When at Europain I attended a roundtable of women bakers and I remember the participants bringing up the issue of pénibilité (the demanding nature of the work) and the way labs could be adapted to women's physical requirements to make professional baking more appealing to them. Well, at Les Co'Pains, such adaptation hardly seems possible. But what goes for women also goes for aging workers. Erik is probably already thinking of the day when his back rebels or his arms slow down.
Young partners and/or workers will need to be secured and he himself might choose then to focus more on what he already says he greatly enjoys: perpetuating a skills by training apprentices and teaching breadbaking to school children. Many classes already visit regularly as a group. For a set fee of € 6 euro per child, the kids play with flour and levain and get to bake pre-shaped loaves that they can take home. These visits are a good source of income for the bakery and they help strenghthen its ties with the community. They may also help train the tastebuds of future generations of local customers...

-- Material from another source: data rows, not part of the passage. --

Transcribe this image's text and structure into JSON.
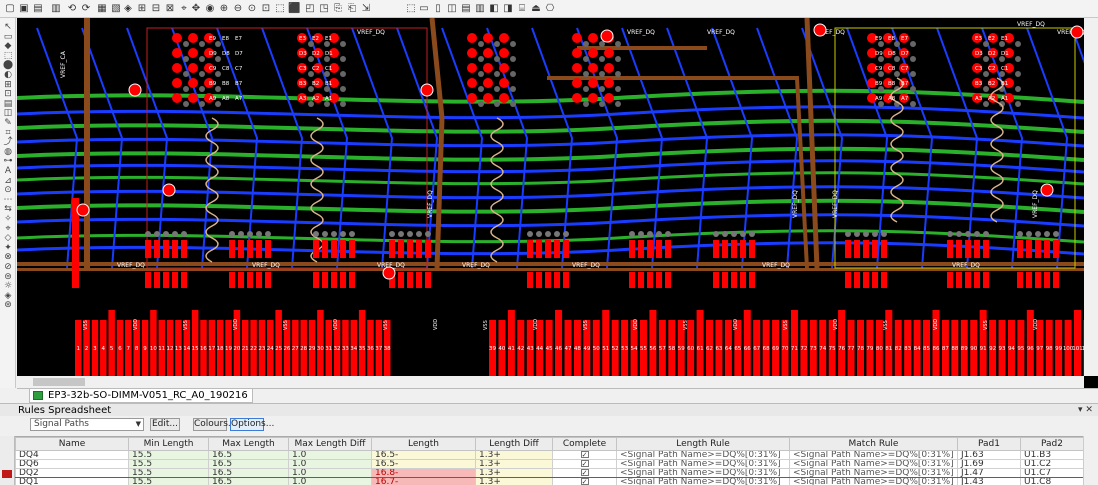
{
  "document": {
    "tab_label": "EP3-32b-SO-DIMM-V051_RC_A0_190216"
  },
  "pcb": {
    "net_labels_top": [
      "VREF_DQ",
      "VREF_DQ",
      "VREF_DQ",
      "VREF_DQ",
      "VREF_DQ",
      "VREF_DQ"
    ],
    "net_labels_mid": [
      "VREF_DQ",
      "VREF_DQ",
      "VREF_DQ",
      "VREF_DQ",
      "VREF_DQ",
      "VREF_DQ",
      "VREF_DQ"
    ],
    "vertical_labels": [
      "VREF_CA",
      "VREF_DQ",
      "VREF_DQ",
      "VREF_DQ",
      "VREF_DQ"
    ],
    "bga_labels": [
      [
        "E9",
        "E8",
        "E7",
        "D9",
        "D8",
        "D7",
        "C9",
        "C8",
        "C7",
        "B9",
        "B8",
        "B7",
        "A9",
        "A8",
        "A7"
      ],
      [
        "E3",
        "E2",
        "E1",
        "D3",
        "D2",
        "D1",
        "C3",
        "C2",
        "C1",
        "B3",
        "B2",
        "B1",
        "A3",
        "A2",
        "A1"
      ]
    ],
    "pad_numbers_left": [
      "1",
      "2",
      "3",
      "4",
      "5",
      "6",
      "7",
      "8",
      "9",
      "10",
      "11",
      "12",
      "13",
      "14",
      "15",
      "16",
      "17",
      "18",
      "19",
      "20",
      "21",
      "22",
      "23",
      "24",
      "25",
      "26",
      "27",
      "28",
      "29",
      "30",
      "31",
      "32",
      "33",
      "34",
      "35",
      "36",
      "37",
      "38"
    ],
    "pad_numbers_right": [
      "39",
      "40",
      "41",
      "42",
      "43",
      "44",
      "45",
      "46",
      "47",
      "48",
      "49",
      "50",
      "51",
      "52",
      "53",
      "54",
      "55",
      "56",
      "57",
      "58",
      "59",
      "60",
      "61",
      "62",
      "63",
      "64",
      "65",
      "66",
      "67",
      "68",
      "69",
      "70",
      "71",
      "72",
      "73",
      "74",
      "75",
      "76",
      "77",
      "78",
      "79",
      "80",
      "81",
      "82",
      "83",
      "84",
      "85",
      "86",
      "87",
      "88",
      "89",
      "90",
      "91",
      "92",
      "93",
      "94",
      "95",
      "96",
      "97",
      "98",
      "99",
      "100",
      "101",
      "102",
      "103"
    ],
    "finger_labels": [
      "VSS",
      "VDD"
    ],
    "colors": {
      "background": "#000000",
      "copper_top": "#ff0000",
      "copper_inner": "#1a3cff",
      "green_layer": "#2bb02b",
      "brown_layer": "#8b4a1c",
      "silk": "#ffffff",
      "diff_pair": "#d9b38c",
      "outline": "#c8c800"
    }
  },
  "rules_panel": {
    "title": "Rules Spreadsheet",
    "controls": "▾ ✕",
    "filter_select": "Signal Paths",
    "buttons": {
      "edit": "Edit...",
      "colours": "Colours...",
      "options": "Options..."
    },
    "columns": [
      "Name",
      "Min Length",
      "Max Length",
      "Max Length Diff",
      "Length",
      "Length Diff",
      "Complete",
      "Length Rule",
      "Match Rule",
      "Pad1",
      "Pad2"
    ],
    "rows": [
      {
        "name": "DQ4",
        "min": "15.5",
        "max": "16.5",
        "maxdiff": "1.0",
        "length": "16.5-",
        "diff": "1.3+",
        "complete": true,
        "length_rule": "<Signal Path Name>=DQ%[0:31%]",
        "match_rule": "<Signal Path Name>=DQ%[0:31%]",
        "pad1": "J1.63",
        "pad2": "U1.B3",
        "bad": false,
        "selected": false
      },
      {
        "name": "DQ6",
        "min": "15.5",
        "max": "16.5",
        "maxdiff": "1.0",
        "length": "16.5-",
        "diff": "1.3+",
        "complete": true,
        "length_rule": "<Signal Path Name>=DQ%[0:31%]",
        "match_rule": "<Signal Path Name>=DQ%[0:31%]",
        "pad1": "J1.69",
        "pad2": "U1.C2",
        "bad": false,
        "selected": false
      },
      {
        "name": "DQ2",
        "min": "15.5",
        "max": "16.5",
        "maxdiff": "1.0",
        "length": "16.8-",
        "diff": "1.3+",
        "complete": true,
        "length_rule": "<Signal Path Name>=DQ%[0:31%]",
        "match_rule": "<Signal Path Name>=DQ%[0:31%]",
        "pad1": "J1.47",
        "pad2": "U1.C7",
        "bad": true,
        "selected": true
      },
      {
        "name": "DQ1",
        "min": "15.5",
        "max": "16.5",
        "maxdiff": "1.0",
        "length": "16.7-",
        "diff": "1.3+",
        "complete": true,
        "length_rule": "<Signal Path Name>=DQ%[0:31%]",
        "match_rule": "<Signal Path Name>=DQ%[0:31%]",
        "pad1": "J1.43",
        "pad2": "U1.C8",
        "bad": true,
        "selected": false
      }
    ]
  }
}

As Manu writes in Boulange, today the Co'Pains are bakers. Tomorrow they might be farmers too (he's working hard towards that goal). Together with other like-minded artisans in their community (such as Lin or Sophie, who make cheese, Nicole, who makes cider and apple-juice, etc.), they are forging ties both to the land and to the people who nurture it by working it the old-fashioned way. Their network grows with every passing year and their hope is that twenty, fifty, a hundred years from now the artisan model will the prevalent one. The land will have been re-parcelized and supermarket-shopping will be no more than the memory of a quaint aberration in a not-so-distant past... We will all be thinking like stewards of the Earth. The Co'Pains already do.